Dickson reported a story of a U.K.-based technology client that previously purchased UK£130 million of professional indemnity and cyber coverage for UK£250,000. However, that coverage fell by more than half from UK£130 million to just UK£55 million but the price for the lower amount soared to UK£500,000 when the policy was renewed.
The reduced coverage is a significant problem for businesses that have made representations in contracts that they have certain levels of cyber insurance coverage — perhaps indicating that they had US$25 million in coverage. When the cyber insurance vendors reduce that coverage to just US$5 million, for example, that could leave the policyholder in a potential breach of contract with their customer to whom they assured they had higher cyber insurance coverage.
Ultimately that means the organizations need to either find additional coverage from the same or another broker or carrier, or they must renegotiate their contracts to disclose a lower rate of coverage. Finding that additional coverage, however, is even more difficult when the business might require more multiple cyber insurers to fill the legal representation gap.
Many businesses include statements of cyber insurance coverage in their contracts. Should a business contractually agree to carrying a specific level of cyber insurance and later lose all or part of that policy, the loss of a cyber policy could put it into breach of contract. While laws around the world normally permit a business time to replace the policy, it can be a huge challenge to do so in today’s market. This is one of the main reasons why organizations are motivated to maintain their policies, regardless of price.

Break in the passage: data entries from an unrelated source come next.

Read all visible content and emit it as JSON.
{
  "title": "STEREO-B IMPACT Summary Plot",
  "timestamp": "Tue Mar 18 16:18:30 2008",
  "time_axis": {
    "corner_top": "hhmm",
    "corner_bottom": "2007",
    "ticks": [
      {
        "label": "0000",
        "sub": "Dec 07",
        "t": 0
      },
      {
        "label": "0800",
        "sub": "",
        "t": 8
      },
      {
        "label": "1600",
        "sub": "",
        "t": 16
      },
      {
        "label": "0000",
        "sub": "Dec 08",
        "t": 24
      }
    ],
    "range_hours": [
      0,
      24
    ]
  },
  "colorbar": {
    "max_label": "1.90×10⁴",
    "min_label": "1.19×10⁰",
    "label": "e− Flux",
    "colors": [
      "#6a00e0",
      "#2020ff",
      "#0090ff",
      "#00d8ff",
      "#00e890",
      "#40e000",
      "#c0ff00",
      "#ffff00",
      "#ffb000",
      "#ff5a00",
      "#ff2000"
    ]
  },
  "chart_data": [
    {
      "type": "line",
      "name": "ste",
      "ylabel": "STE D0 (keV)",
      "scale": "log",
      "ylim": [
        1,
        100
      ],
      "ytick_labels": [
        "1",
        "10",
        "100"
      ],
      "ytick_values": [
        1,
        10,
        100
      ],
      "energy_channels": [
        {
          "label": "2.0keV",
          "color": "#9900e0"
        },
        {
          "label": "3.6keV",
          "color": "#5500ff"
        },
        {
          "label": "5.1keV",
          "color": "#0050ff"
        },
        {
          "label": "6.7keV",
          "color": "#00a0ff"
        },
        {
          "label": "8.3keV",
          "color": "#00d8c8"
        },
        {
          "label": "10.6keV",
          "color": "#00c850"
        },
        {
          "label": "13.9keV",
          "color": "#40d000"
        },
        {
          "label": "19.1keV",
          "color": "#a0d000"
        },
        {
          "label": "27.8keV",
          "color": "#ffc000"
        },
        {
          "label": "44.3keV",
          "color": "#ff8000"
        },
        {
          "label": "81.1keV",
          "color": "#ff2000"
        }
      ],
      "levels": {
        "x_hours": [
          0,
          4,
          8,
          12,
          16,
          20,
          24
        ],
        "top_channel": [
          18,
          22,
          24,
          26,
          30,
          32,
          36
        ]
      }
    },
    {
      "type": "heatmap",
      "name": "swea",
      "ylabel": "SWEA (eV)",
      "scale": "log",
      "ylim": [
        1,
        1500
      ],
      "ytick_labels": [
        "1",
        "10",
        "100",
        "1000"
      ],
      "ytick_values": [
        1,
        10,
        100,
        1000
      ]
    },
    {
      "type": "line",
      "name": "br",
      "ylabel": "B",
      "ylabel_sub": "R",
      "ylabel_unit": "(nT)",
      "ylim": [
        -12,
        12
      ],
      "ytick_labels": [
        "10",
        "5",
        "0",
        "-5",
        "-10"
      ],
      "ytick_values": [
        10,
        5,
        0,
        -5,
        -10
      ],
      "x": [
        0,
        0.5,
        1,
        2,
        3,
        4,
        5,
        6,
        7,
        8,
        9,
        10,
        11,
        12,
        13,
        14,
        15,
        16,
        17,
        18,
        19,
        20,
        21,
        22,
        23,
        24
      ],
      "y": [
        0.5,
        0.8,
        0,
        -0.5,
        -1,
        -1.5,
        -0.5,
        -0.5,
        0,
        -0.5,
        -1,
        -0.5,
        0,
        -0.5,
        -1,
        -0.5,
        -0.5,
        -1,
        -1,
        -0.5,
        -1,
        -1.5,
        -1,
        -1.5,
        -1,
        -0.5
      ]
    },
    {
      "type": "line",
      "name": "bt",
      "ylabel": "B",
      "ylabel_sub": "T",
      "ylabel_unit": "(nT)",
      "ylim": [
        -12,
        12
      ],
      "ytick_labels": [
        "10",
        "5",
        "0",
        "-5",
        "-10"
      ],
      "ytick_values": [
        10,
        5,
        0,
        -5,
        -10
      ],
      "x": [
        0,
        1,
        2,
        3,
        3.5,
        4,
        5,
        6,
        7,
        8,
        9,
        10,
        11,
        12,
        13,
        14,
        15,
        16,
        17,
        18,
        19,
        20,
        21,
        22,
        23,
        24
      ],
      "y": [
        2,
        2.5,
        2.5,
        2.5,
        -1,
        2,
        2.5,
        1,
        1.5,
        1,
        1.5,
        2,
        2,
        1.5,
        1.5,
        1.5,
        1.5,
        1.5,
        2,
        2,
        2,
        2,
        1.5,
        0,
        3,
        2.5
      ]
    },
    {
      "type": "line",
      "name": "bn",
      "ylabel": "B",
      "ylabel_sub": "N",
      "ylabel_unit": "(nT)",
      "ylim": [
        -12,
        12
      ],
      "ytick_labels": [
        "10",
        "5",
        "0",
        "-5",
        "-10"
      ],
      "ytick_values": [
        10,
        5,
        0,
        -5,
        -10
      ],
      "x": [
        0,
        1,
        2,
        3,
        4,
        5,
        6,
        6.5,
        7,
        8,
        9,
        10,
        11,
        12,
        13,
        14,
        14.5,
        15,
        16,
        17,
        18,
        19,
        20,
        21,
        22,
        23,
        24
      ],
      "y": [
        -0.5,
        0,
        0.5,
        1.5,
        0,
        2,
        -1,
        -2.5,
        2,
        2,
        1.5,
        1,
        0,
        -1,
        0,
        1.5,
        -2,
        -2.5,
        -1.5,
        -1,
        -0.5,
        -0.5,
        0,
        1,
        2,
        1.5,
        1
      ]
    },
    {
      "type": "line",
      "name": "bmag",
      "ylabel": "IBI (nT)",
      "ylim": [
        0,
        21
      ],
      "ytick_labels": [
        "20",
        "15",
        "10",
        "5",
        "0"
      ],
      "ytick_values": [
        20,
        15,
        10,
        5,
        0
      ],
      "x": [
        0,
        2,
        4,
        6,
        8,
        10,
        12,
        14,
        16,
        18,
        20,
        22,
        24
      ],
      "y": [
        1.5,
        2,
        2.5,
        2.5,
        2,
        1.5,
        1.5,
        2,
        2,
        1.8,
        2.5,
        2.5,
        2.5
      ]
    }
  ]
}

Positioning yourself for the futureCurrently there are few indicators that point to the capacity of cyber insurance increasing or prices falling. The current tightening of the market is attributed to increased ransomware, the issues organizations are facing due to the ongoing pandemic, and perhaps a lack of resolve by some to make aggressive moves to proactive cybersecurity.
MMA’s 12 security controls mirror closely the security controls recommended by other brokers and carriers—there appears to be a consensus that organizations that want cyber insurance need to do a better job of lowering their risk and investing in cybersecurity before the insurance industry relents and agrees to increase capacity or lower their cybersecurity requirements.
Improving your cybersecurity profile and lowering risk are what insurers desire. Demonstrating a proactive approach to cybersecurity, along with reducing your risk profile and making a concerted effort to meeting and exceeding best practices, shows underwriters that a company is a particularly good insurance risk and less likely to submit a claim.
Another way organizations can demonstrate a dedication to reducing their risk profile is to have a third party, such as an auditor, certified public accountant (CPA) or other professional, certify the reduction of risk, be it implementation of organization-wide multifactor authentication, implementing privileged access management for all privileged users, or testing and remediating all third-party risk management vulnerabilities.
Insurers appreciate a third-party certification of proactive risk reduction as a stronger statement than simply self-attestation by the organization making the claim, the experts agreed. While self-attestation is permitted on many insurance applications, the third-party sign-off verifies that the security controls were not only implemented but done so correctly and have been tested.